The city, up until 2022, was one of the top initial public offering (IPO) markets globally, but deal volumes have slipped this year in line with most major markets. There were just $1.4 billion worth of new listings in the first half, compared with $18.6 billion during the same period in 2021.

The city remains the Asian regional hub for foreign banks given its proximity and connectivity to mainland China, which is likely to remain a major growth market, though it faces increased competition with Singapore.


Hong Kong's British-rooted common law traditions and independent judiciary are fundamental to Hong Kong's stability and prosperity as a financial centre. The independence of the judiciary is guaranteed in the Basic Law, but critics say this is coming under unprecedented strain from a national security law China imposed in 2020.

Under the law, Hong Kong's leader may designate which judges hear national security cases, and some sensitive political cases have seen defendants denied bail and a jury trial. Some Western jurists and judges have expressed concern over China-style justice percolating into Hong Kong. https://reut.rs/3A5XJMx Authorities, however, say the rule of law remains intact.


In 1997, Hong Kong was a vibrant regional media hub but in recent years, media freedoms have deteriorated sharply, according to groups like the International Federation of Journalists (IFJ). Latest data shows Hong Kong ranked 148th this year out of 180 places in Reporters Without Borders press freedom index, down from 18th spot in 2002.

At least four media outlets have shut down since the national security legislation was implemented, and about a dozen editors, journalists and media executives were arrested.

Jailed media tycoon Jimmy Lai was arrested last year and faces possible life imprisonment in an ongoing national security case. Lai's popular pro-democracy newspaper, the Apple Daily, closed in June 2021 after hundreds of police raided its newsroom, and authorities froze assets. Lai and several senior journalists at the paper are being detained without bail, accused of collusion with foreign forces.

Hong Kong's Foreign Correspondents' Club (FCC) this year suspended its prestigious annual Human Rights Press Awards to not "unintentionally" violate any laws, according to a statement from the club president.


After mass pro-democracy protests in 2019, authorities introduced national security education in a bid to instill greater Chinese patriotism in the city's youth - who often see themselves as Hongkongers with an identity distinct from China. At least five universities have also introduced national security education as a graduation requirement.

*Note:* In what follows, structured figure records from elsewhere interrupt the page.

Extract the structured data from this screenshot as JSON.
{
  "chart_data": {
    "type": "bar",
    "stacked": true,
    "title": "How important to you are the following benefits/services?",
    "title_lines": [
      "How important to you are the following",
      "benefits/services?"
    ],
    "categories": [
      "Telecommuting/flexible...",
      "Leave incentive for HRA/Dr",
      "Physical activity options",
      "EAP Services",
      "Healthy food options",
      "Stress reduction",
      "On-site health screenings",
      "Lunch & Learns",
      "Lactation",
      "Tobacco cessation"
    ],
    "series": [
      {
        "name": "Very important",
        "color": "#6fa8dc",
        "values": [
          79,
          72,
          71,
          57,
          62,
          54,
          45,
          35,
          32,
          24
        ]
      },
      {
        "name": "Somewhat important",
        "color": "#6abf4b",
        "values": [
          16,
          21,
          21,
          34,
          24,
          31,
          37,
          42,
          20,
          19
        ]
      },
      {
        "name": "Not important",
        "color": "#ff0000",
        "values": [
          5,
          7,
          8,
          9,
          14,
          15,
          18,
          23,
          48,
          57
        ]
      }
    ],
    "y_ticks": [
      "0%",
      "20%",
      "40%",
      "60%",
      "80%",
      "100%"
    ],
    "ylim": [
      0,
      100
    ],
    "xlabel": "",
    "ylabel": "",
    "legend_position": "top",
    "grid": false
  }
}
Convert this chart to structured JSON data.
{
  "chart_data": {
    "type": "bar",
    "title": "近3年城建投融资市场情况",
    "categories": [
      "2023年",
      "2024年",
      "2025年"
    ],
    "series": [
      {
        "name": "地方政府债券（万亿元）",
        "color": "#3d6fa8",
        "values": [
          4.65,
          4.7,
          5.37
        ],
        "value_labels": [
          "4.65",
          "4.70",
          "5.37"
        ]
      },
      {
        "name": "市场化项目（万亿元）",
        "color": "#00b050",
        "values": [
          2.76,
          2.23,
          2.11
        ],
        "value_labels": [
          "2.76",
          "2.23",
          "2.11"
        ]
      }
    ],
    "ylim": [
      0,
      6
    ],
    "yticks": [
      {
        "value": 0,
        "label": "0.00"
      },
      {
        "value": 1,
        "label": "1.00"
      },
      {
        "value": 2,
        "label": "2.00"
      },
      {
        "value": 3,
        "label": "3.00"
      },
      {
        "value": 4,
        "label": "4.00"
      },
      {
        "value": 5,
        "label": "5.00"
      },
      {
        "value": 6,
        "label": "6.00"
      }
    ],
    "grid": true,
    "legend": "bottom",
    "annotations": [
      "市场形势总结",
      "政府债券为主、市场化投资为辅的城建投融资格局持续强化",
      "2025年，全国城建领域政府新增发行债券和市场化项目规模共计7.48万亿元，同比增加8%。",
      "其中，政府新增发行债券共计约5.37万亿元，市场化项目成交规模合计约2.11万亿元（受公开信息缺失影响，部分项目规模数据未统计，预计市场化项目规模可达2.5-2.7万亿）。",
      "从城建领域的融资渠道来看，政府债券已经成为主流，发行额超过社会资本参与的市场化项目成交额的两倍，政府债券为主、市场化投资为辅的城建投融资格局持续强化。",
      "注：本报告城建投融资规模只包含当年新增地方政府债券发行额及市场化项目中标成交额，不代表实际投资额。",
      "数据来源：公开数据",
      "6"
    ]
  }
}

Such overhauls have sparked an exodus of students and teachers. More than 30,000 students quit schools between October 2020 and September 2021; and at least 4,050 teachers left public and private schools during the 2021/2022 school year, according to the Education Bureau.


Once a popular base for expatriates and as a regional headquarters, COVID has battered the economy and triggered an exodus of talent.

Tens of thousands have left, including 23,078 people in May, according to immigration department data.

Meanwhile, visa applications from all countries under the "'general employment policy" fell by a third last year to 10,073.